Télétravail : chaotique, souffrance au travail et accroissement des inégalités

TÉLÉTRAVAIL, UNE SEMAINE DÉJÀ !

Depuis lundi 16 mars, et suite aux décisions présidentielles de ces derniers jours, tous les personnels de l’Éducation sont appelés à exercer leurs missions en priorité par le télétravail et à distance.

PREMIÈRE SEMAINE CHAOTIQUE ET AUGMENTATION DE LA SOUFFRANCE DES PERSONNELS

Tout d’abord, contrairement aux annonces de Jean-Michel Blanquer, non, rien n’était prêt et organisé ! Chacun.e a fait comme il/elle a pu pour assurer la continuité pédagogique. Les personnels enseignants ont eu toutes les peines du monde à maintenir cette continuité pédagogique comme demandée, non sans pression, par notre administration. Cette semaine a été rythmée par des bugs informatiques récurrents qui ont montré que les plateformes et logiciels de l’Éducation nationale ne sont, de toute évidence, pas adaptés à la mise en place forcée de l’enseignement à distance : les ENT saturent et tous les outils officiels sont défaillants (CNED). Cette saturation fait exploser la charge de travail des enseignant.es, les plongeant, pour beaucoup, dans une situation de souffrance au travail. Ce sont alors les enseignant.es qui pallient ces problèmes techniques, par leur réactivité, leur créativité et un travail incessant et chronophage. Ces défaillances informatiques ont du coup incité certain.e.s collègues à se tourner vers d’autres formes de communication comme WhatsApp, voire même à donner leurs coordonnées personnelles (propres mails ou numéris de téléphone personnel). Ceci pose de très nombreuses questions essentielles liées aux règles relative à la RGPD (Règlement général sur la protection des données).

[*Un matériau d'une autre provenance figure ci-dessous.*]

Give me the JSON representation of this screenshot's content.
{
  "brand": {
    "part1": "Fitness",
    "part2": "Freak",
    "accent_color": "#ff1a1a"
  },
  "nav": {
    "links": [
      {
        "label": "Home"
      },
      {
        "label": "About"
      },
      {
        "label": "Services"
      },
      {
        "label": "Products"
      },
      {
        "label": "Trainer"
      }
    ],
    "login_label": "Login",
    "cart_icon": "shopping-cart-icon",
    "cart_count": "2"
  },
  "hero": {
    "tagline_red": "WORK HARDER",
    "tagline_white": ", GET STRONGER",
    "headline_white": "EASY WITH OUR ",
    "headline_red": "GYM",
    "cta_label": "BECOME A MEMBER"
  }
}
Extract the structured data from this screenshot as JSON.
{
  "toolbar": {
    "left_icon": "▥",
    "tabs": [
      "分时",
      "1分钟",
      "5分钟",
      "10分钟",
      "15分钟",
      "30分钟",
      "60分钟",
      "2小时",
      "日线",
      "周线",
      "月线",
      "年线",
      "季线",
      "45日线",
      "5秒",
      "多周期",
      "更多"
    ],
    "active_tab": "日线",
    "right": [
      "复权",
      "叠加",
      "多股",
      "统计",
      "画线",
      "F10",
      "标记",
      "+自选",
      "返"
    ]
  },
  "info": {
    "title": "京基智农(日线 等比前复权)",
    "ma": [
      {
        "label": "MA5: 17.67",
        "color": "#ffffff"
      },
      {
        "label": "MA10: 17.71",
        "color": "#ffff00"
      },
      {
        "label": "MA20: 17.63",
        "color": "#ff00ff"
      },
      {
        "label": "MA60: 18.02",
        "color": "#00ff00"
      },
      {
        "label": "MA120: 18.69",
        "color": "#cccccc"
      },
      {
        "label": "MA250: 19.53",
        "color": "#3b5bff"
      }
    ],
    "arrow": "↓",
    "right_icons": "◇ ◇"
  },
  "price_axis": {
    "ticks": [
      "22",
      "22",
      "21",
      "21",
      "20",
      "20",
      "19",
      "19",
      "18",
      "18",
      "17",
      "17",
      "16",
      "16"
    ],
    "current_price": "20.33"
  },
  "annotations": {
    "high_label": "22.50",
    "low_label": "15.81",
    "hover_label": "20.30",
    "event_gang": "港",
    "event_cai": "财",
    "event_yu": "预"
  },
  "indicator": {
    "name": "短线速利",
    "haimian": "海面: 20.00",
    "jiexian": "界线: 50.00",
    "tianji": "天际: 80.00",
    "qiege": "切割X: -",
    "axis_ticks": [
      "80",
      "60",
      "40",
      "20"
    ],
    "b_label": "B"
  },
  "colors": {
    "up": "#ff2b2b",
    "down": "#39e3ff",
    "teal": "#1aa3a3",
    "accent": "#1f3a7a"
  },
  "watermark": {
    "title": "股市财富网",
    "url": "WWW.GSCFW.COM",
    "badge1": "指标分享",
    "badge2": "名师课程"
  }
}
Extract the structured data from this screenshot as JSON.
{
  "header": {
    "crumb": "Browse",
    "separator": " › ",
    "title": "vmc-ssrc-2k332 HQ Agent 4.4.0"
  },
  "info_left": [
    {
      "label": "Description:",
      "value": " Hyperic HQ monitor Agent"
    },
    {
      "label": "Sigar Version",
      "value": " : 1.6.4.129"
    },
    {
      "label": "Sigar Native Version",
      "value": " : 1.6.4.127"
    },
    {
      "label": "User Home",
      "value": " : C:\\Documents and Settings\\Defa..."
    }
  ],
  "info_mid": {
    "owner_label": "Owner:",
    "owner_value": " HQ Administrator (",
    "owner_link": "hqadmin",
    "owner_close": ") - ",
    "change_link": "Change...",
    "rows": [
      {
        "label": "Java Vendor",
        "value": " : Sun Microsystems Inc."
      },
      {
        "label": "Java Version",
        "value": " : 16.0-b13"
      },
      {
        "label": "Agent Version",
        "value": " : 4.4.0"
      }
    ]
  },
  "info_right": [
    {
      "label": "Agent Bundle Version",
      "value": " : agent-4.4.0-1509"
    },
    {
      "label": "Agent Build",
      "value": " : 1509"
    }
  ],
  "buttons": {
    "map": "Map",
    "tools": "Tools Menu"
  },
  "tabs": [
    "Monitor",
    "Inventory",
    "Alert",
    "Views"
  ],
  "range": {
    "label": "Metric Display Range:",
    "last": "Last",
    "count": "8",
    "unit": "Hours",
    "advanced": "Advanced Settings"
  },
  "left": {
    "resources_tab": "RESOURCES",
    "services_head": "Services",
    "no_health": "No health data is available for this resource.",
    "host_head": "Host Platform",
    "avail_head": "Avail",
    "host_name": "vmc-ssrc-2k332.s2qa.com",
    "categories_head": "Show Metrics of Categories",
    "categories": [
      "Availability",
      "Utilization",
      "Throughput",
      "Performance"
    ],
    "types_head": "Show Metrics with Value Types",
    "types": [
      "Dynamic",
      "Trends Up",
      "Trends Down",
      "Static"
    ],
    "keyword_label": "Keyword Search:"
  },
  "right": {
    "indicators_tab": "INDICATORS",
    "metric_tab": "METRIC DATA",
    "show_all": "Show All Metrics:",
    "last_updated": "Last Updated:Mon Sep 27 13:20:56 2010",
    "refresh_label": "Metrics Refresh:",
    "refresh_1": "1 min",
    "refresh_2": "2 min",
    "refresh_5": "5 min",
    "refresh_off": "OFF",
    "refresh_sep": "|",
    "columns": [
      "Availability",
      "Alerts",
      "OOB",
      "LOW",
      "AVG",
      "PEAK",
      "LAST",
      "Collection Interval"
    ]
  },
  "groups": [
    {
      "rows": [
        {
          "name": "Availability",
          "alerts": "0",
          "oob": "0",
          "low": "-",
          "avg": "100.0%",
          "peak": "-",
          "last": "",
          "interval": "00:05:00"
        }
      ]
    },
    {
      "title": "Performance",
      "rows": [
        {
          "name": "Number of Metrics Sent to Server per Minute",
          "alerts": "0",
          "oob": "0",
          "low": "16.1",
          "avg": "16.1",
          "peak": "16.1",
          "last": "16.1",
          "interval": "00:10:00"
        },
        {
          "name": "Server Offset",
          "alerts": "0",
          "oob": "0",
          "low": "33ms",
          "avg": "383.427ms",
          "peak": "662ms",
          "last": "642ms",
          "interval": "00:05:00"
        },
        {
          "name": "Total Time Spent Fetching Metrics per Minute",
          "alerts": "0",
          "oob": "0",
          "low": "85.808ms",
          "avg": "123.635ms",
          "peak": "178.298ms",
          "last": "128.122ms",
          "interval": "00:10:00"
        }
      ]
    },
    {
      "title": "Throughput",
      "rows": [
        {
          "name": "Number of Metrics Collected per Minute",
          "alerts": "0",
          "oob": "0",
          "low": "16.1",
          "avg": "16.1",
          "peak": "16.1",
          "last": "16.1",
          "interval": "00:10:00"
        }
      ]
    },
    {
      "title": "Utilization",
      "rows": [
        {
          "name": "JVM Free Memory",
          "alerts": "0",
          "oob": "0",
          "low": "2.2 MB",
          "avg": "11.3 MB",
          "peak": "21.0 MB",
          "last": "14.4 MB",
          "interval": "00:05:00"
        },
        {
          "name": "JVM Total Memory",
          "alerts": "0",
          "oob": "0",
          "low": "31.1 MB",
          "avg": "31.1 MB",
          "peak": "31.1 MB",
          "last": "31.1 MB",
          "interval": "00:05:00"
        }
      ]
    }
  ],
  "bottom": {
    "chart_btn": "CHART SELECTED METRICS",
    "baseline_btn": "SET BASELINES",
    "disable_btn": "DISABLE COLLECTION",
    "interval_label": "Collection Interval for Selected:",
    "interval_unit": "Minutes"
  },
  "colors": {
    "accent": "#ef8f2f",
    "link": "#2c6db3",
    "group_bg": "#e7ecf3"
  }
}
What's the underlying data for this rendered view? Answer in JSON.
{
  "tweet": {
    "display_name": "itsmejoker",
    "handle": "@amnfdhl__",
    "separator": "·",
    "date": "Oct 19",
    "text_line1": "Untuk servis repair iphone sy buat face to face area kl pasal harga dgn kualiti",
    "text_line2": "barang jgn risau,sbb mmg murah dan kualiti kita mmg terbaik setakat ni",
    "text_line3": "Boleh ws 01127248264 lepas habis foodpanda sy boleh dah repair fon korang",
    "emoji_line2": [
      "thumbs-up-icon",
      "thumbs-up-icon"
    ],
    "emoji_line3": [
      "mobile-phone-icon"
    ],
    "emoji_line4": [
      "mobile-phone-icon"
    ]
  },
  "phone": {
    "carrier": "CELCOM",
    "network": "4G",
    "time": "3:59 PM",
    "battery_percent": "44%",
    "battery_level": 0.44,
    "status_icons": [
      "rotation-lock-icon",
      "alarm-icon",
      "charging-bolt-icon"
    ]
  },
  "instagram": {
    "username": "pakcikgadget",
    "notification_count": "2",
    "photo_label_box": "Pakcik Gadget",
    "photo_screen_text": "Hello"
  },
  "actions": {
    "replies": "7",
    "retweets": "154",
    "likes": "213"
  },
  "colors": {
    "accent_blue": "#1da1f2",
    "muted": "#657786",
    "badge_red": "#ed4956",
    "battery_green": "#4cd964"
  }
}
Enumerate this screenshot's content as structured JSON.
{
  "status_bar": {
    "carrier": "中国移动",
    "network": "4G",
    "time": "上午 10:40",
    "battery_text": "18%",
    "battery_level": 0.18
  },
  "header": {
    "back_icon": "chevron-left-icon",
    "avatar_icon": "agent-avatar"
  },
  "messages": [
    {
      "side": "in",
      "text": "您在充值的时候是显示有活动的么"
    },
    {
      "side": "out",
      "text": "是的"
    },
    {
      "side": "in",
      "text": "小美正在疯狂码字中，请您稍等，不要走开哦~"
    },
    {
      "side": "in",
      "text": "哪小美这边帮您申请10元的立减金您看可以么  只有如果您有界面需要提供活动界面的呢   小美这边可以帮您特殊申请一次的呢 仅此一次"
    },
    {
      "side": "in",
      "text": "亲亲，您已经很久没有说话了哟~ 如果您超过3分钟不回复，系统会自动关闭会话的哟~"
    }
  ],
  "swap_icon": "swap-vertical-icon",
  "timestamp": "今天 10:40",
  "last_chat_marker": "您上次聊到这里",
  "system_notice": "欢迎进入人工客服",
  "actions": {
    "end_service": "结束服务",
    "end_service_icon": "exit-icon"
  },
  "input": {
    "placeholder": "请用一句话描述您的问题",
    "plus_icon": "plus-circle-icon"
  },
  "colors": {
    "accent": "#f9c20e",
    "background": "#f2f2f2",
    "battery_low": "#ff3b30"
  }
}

D’autre part, pour maintenir l’illusion d’une école qui fonctionne parfaitement, l’institution « pressurise » les enseignant.e.s (multitude de mails envoyés par les recteurs, inspecteurs, proviseurs…) pour qu’ils/elles travaillent à distance à tout prix, sans tenir compte de leur vie personnelle (beaucoup ont elles/eux mêmes des enfants à charge à la maison et doivent assurer leur suivi pédagogique aussi), de leur santé physique et mentale et de l’intérêt réel pour les élèves. À cela s’ajoute la question des collègues volontaires pour garder les enfants des personnels soignants. Ce volontariat est dans le Puy-de-Dôme assez suivi et montre l’engagement, l’entraide de ces personnels. Cependant, ils/elles ne sont en rien déchargés de leur travail auprès de leurs propres élèves. Ils/elles cumulent donc plusieurs travails.

La CGT Éduc’action 63 demande que les personnels volontaires soit déchargés du télétravail !

De plus, tous les personnels ne disposent pas des mêmes moyens pour effectuer cette tâche de télétravail. Dans certains établissements, certain.e.s sont équipé.e.s d’ordinateurs professionnels, mais ceci n’est pas la norme et beaucoup utilisent leurs matériels personnels. Ils/elles investissent dans du matériel qui devraient être payés par l’employeur ! De fait, nous conseillons à tous les personnels de rester professionnels avec les seuls outils officiels qu’ils ont en leur possession. Si ces outils s’avèrent défaillants, c’est l’administration qui en est responsable et à elle seule d’y remédier dans les règles institutionnelles. Il est désormais clair que notre système n’était pas prêt. Un mensonge de plus de Jean-Michel Blanquer !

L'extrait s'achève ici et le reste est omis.